The ensemble downscaling signal (EDS) of the WAS-CORDEX RCMs is calculated in a similar procedure to the downscaling signal (DS) method developed by Giorgi et al.49. The spatial anomaly of extreme precipitation changes derived from each RCM run is first calculated by subtracting the regional median of the changes over the study domain from the change in each model grid cell. Similarly, the spatial anomaly of the changes is determined for the corresponding driving GCMs. The difference between the spatial anomaly of RCM-based changes and that of the corresponding driving GCM-based changes is then obtained. The EDS is finally calculated by taking a median over the different RCM-GCM combinations. The mathematical expression of the method is as follows:

$$EDS={{\rm{median}}}_{{i}}[({\rm{\Delta }}{P}_{RC{M}_{i,s,T}}-\langle {\rm{\Delta }}{P}_{RC{M}_{i,s,T}}\rangle )-({\rm{\Delta }}{P}_{GC{M}_{i,s,T}}-\langle {\rm{\Delta }}{P}_{GC{M}_{i,s,T}}\rangle )]$$
(1)

where ∆P is the extreme precipitation change for a given return period T and season s, $$\langle {\rm{\Delta }}P\rangle$$ is the median (instead of mean to exclude the possible outliers effect) of changes for a given RCM or GCM over the study domain for the same return period and season, i denotes each RCM-GCM combination in the WAS-CORDEX ensemble and median i means the median of downscaling signals over i notation.
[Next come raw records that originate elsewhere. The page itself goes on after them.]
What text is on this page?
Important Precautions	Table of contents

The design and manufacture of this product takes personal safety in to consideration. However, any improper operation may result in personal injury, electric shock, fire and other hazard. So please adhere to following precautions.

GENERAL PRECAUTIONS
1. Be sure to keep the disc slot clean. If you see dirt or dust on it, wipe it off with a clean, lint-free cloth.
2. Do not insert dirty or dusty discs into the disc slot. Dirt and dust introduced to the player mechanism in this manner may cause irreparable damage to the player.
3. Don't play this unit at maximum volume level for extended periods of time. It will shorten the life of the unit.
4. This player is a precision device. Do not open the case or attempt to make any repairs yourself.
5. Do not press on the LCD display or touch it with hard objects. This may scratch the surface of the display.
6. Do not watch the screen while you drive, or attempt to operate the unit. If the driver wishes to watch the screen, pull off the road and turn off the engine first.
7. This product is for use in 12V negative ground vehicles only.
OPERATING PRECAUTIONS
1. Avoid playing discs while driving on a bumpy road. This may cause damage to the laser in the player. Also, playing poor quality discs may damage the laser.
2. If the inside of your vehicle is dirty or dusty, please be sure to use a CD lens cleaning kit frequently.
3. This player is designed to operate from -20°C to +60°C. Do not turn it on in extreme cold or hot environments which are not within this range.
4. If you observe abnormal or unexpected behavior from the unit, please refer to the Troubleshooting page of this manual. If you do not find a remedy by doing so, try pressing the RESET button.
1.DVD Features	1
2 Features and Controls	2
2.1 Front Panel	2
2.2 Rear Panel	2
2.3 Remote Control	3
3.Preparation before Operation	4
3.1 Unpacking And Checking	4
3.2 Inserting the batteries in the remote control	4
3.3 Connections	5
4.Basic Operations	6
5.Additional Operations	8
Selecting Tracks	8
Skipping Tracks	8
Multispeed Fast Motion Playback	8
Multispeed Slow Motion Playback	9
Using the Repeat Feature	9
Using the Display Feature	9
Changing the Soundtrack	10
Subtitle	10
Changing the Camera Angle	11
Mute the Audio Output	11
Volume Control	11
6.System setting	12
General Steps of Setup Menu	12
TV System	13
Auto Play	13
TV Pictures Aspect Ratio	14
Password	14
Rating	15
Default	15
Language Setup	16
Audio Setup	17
The median of downscaling signals reduces the random noise stemmed from natural variability.

Because RCMs and GCMs use different horizontal resolutions, we regridded all the original extreme precipitation changes to the same resolution. The results of several interpolation methods such as linear, nearest neighbor, cubic, cubic spline were carefully compared to investigate the sensitivity of the results to the interpolation method used. The comparison shows that the choice of interpolation method does not influence the main conclusions of the EDS analysis.